Así pues, desde jóvenes buscando su camino hasta personas de edad madura en busca de una reinvención, este trabajo ofrece algo para todos los perfiles, siempre que estén dispuestos a encontrar su tipo de yate. “Hay yates que exigen una edad y físico determinado, pero también hay otros yates más familiares, donde solo quieren tripulación fiel. Es una industria sin límite de edad. Es un trabajo es recomendable y viable a cualquier edad. Es una gran manera de reinventarse. Yo misma he tenido a madres e hijas trabajando a bordo del mismo yate”.
Ella misma, a través de una de sus empresas, Starfish Crew, se encarga de guiar y ayudar a personas que buscan una oportunidad en el mundo de los superyates. Además, Jamila también está al frente de otra empresa, Starfish Super Yachts, en la que da servicio del otro lado, auxiliando a yates que piden ayuda para reclutamiento o entrenamiento.
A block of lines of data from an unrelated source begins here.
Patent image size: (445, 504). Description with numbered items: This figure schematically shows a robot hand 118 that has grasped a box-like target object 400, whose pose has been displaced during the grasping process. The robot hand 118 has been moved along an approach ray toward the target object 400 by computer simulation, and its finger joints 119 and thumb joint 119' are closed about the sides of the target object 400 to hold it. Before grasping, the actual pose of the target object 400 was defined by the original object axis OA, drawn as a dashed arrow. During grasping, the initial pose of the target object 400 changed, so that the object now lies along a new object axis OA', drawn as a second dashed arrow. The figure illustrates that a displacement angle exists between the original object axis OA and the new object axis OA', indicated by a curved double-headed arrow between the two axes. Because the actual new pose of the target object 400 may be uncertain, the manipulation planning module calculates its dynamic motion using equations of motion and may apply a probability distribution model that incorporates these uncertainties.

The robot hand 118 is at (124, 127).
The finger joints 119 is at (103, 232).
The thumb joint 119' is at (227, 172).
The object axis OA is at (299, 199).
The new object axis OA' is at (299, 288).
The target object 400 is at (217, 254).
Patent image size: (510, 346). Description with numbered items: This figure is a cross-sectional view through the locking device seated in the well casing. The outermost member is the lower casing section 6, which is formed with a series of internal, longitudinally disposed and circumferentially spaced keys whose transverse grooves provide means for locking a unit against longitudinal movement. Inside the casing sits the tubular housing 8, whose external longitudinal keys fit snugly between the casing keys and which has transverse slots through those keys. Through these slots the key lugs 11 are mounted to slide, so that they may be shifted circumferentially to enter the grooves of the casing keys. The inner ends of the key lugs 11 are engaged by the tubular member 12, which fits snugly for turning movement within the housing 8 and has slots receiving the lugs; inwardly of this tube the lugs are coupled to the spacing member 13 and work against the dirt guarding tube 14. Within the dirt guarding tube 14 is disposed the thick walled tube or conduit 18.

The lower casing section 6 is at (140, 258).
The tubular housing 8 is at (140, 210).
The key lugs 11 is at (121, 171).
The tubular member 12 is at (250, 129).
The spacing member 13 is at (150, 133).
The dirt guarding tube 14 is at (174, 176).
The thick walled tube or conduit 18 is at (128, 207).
Y es que Jamila trabajó a bordo hasta 2021, cuando decidió formar una familia. “Quería quedarme embarazada y empecé a trabajar en estos otros proyectos”. La industria del lujo sobre el agua le brindó mucho más que un trabajo. La vida a bordo la marcó profundamente, y hoy recuerda esos años con satisfacción. La vida en un superyate tiene su brillo y su oscuridad, pero para Jamila y Paul es el mundo en el que eligieron triunfar.